Ohne Übertreibung lässt sich behaupten: Mit nichts anderem lassen sich so viele gesundheitliche Vorteile erzielen wie mit sportlicher Betätigung. Allerdings dürfen Menschen, die noch nie Sport getrieben haben oder eine sportliche Aktivität nach langer Bewegungs-Abstinenz wieder aufnehmen, keine Wunder erwarten. "Für sie geht es zunächst darum, sich an leichte Belastungen zu gewöhnen und sich nicht zu überfordern", erklärt Dr. Frank Möckel, Allgemein- und Sportmediziner aus Regensburg.

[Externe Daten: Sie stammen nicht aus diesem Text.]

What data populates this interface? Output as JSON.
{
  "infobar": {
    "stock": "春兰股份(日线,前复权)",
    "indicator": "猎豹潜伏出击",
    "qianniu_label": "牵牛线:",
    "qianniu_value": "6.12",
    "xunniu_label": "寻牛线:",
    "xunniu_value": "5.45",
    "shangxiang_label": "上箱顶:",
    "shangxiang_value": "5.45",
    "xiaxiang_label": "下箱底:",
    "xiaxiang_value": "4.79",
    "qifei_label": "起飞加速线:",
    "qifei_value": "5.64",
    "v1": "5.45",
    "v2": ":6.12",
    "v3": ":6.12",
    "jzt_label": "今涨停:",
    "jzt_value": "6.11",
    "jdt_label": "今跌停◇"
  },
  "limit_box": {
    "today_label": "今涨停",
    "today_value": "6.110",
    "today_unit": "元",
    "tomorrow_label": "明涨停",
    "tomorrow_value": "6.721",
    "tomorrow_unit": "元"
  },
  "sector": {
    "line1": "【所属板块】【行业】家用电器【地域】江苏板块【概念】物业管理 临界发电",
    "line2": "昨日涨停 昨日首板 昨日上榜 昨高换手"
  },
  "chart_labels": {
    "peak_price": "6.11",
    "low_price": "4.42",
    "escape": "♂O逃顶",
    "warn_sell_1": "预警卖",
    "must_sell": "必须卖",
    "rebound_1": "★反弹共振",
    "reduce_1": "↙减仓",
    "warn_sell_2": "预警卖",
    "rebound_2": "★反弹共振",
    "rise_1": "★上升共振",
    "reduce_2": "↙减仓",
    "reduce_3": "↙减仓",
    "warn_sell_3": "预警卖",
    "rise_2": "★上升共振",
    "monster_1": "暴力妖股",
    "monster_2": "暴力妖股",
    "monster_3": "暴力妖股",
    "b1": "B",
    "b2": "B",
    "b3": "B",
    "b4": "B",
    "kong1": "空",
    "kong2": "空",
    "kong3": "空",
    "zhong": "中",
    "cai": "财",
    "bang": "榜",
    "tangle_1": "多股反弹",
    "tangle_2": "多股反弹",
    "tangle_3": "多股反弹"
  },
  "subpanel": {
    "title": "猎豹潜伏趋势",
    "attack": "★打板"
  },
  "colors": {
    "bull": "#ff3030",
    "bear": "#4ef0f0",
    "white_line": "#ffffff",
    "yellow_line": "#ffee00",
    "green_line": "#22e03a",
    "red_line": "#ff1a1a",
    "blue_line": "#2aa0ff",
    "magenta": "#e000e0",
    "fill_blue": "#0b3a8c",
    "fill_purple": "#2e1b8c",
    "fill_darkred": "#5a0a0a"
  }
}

Wer sich überfordert, verliert schnell die Lust. "Daher ist ein Trainingsprogramm, das die persönlichen Vorlieben und Lebensumstände berücksichtigt, vor allem am Anfang so wichtig", betont Möckel.
Unser Tipp: Formulieren Sie mit einem Sportmediziner realistische Ziele, die Sie in einen festen Plan fassen und am besten in einer Gruppe umsetzen. Sie können auch ein Bewegungstagebuch führen und es mit Ihrem Arzt besprechen. So erkennen Sie Probleme und Schwächen frühzeitig und können gegensteuern.